The US Ambassador to Sri Lanka, Atul Keshap, speaking at the Trade and Investment Facilitation Agreement (TIFA) Inter-sessional discussions in Colombo on 1 September said Sri Lanka has made progress on democratic rights, reconciliation, rule of law, and freedom of expression. The US Ambassador said:
On behalf of the American delegation, I am delighted to speak at the outset of these Trade and Investment Facilitation Agreement (TIFA) Inter-sessional discussions, which are a sign of the rapid progress in expanding the already rich economic bonds between Sri Lanka and the United States. I want to thank the government of Sri Lanka – and in particular my friend, the Honorable Malik Samarawickrama, Minister of Development Strategies & International Trade – for hosting todays intersessional, which follows the 12th TIFA Council meeting that the United States Government hosted in Washington, D.C. in April of 2016. At that time our two governments adopted a U.S.-Sri Lanka Joint Action Plan to Boost Trade and Investment. Our mutual goal is not just to strengthen the economic relationship between our two countries, but also help improve Sri Lanka’s trade, investment, and labor rules in order to encourage foreign direct investment and provide economic benefits and jobs to the Sri Lankan people.
Since the election of the current government in 2015, Sri Lanka has made progress on democratic rights, reconciliation, rule of law, and freedom of expression. These changes have created new trade and investment opportunities between Sri Lanka and the rest of the world, laying the foundation for new markets, new industries, and new jobs. Indeed, Sri Lanka is showing the world how reconciliation and economic growth can go hand-in-hand.
Ladies and Gentlemen, every time I stand on the ramparts of the Old Dutch Fort in Galle, at the southern tip of this country, I can see container ship after container ship after container ship passing by on the busiest sea line in the world. This serves to remind me that the United States is Sri Lanka’s single largest export market, and that trade between our countries is growing. Let me repeat that – the United States is Sri Lanka’s largest trading partner. The garments, information technology services, rubber goods, tea, and other products U.S. consumers purchase from Sri Lanka create thousands of jobs here in Sri Lanka. Last year, U.S. imports from Sri Lanka were $2.9 billion, up roughly 7 percent from the previous year. Similarly, in 2010, U.S. exports to Sri Lanka amounted to about $360 million, up about 3 percent from the previous year. With this growing trend in mind, we want to continue to take steps to deepen our trade partnership.

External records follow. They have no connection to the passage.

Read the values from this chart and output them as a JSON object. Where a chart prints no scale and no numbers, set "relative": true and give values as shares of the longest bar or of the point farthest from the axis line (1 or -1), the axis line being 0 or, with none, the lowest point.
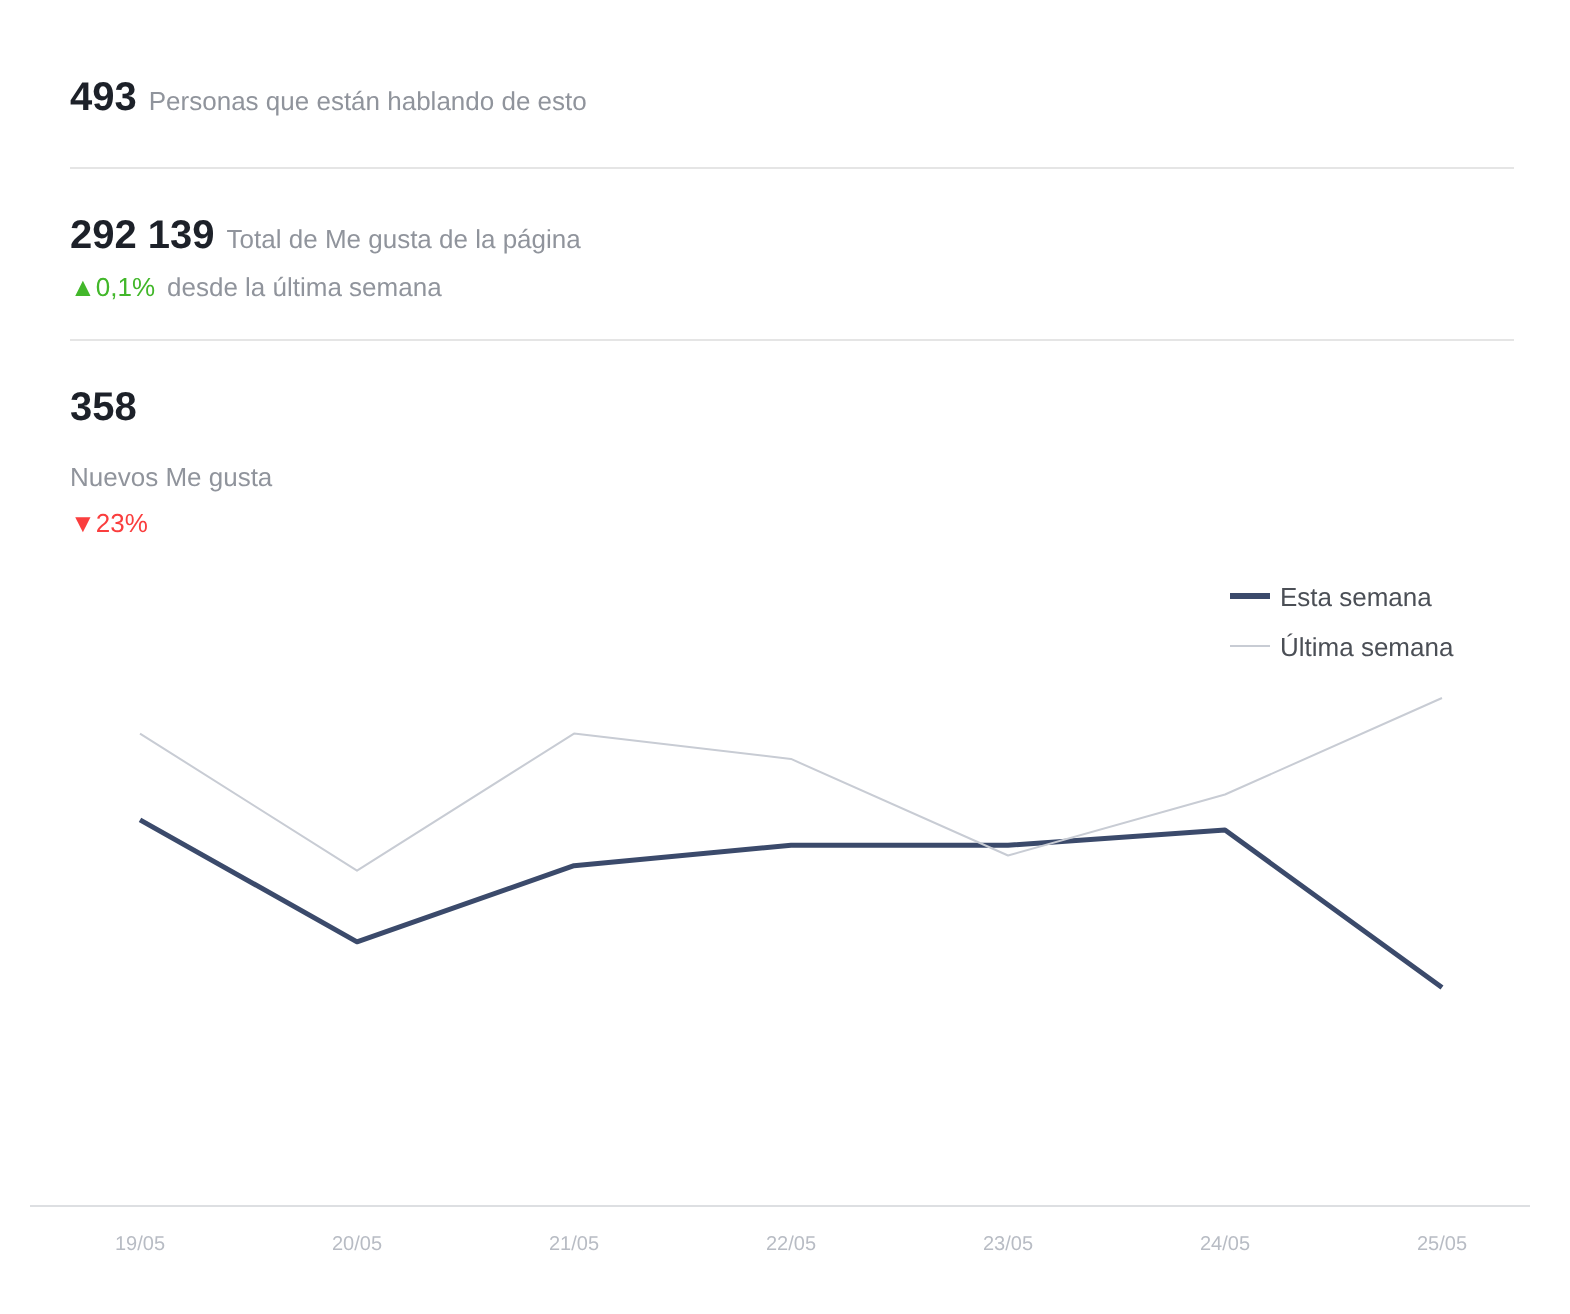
{
  "chart_data": {
    "type": "line",
    "relative": true,
    "categories": [
      "19/05",
      "20/05",
      "21/05",
      "22/05",
      "23/05",
      "24/05",
      "25/05"
    ],
    "series": [
      {
        "name": "Esta semana",
        "color": "#3b4a6b",
        "values": [
          0.76,
          0.52,
          0.67,
          0.71,
          0.71,
          0.74,
          0.43
        ]
      },
      {
        "name": "Última semana",
        "color": "#c8ccd4",
        "values": [
          0.93,
          0.66,
          0.93,
          0.88,
          0.69,
          0.81,
          1
        ]
      }
    ],
    "legend": "top right",
    "grid": false,
    "marker": "none",
    "line_style": "solid",
    "annotations": [
      "493",
      "Personas que están hablando de esto",
      "292 139",
      "Total de Me gusta de la página",
      "▲0,1%",
      "desde la última semana",
      "358",
      "Nuevos Me gusta",
      "▼23%"
    ]
  }
}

Friends, how do we boost the trade and investment between our two countries? That is what we are discussing here today. The United States has a number of ongoing assistance programs to help attract additional investments and further improve Sri Lanka’s business climate. To highlight a few, the U.S. Department of Commerce trains Sri Lankan officials in the judiciary, energy sector, and tourism industry while the United States Agency for International Development (USAID) provides assistance to small and medium enterprises to grow the economy and create durable and sustainable jobs, and help support the development of rural agriculture and rural economic upliftment through improved techniques and enhanced access to markets.
Today we are joined by some very distinguished visitors from Washington, who are here to boost trade and investment between our two countries. Notably, Assistant Secretary of the Commerce Arun Kumar and Assistant U.S. Trade Representative Mike Delaney will meet with government and private sector representatives in Colombo in order to learn more about mutually beneficial business opportunities for both of our countries. In addition, colleagues from the U.S. Department of commerce, U.S. Department of State, U.S. Patent and Trademark Office, USAID, the Millennium Challenge Corporation, and also staff from the U.S. Embassy Colombo are participating in this bilateral discussion and I welcome everyone who flew 9,000 miles from Washington to be here today.
It is with this spirit of excitement about the current strong trade ties between our countries and the very large potential to expand our economic engagement even further, that I welcome all of the participants in this TIFA Intersessional. Minister, thank you so very much.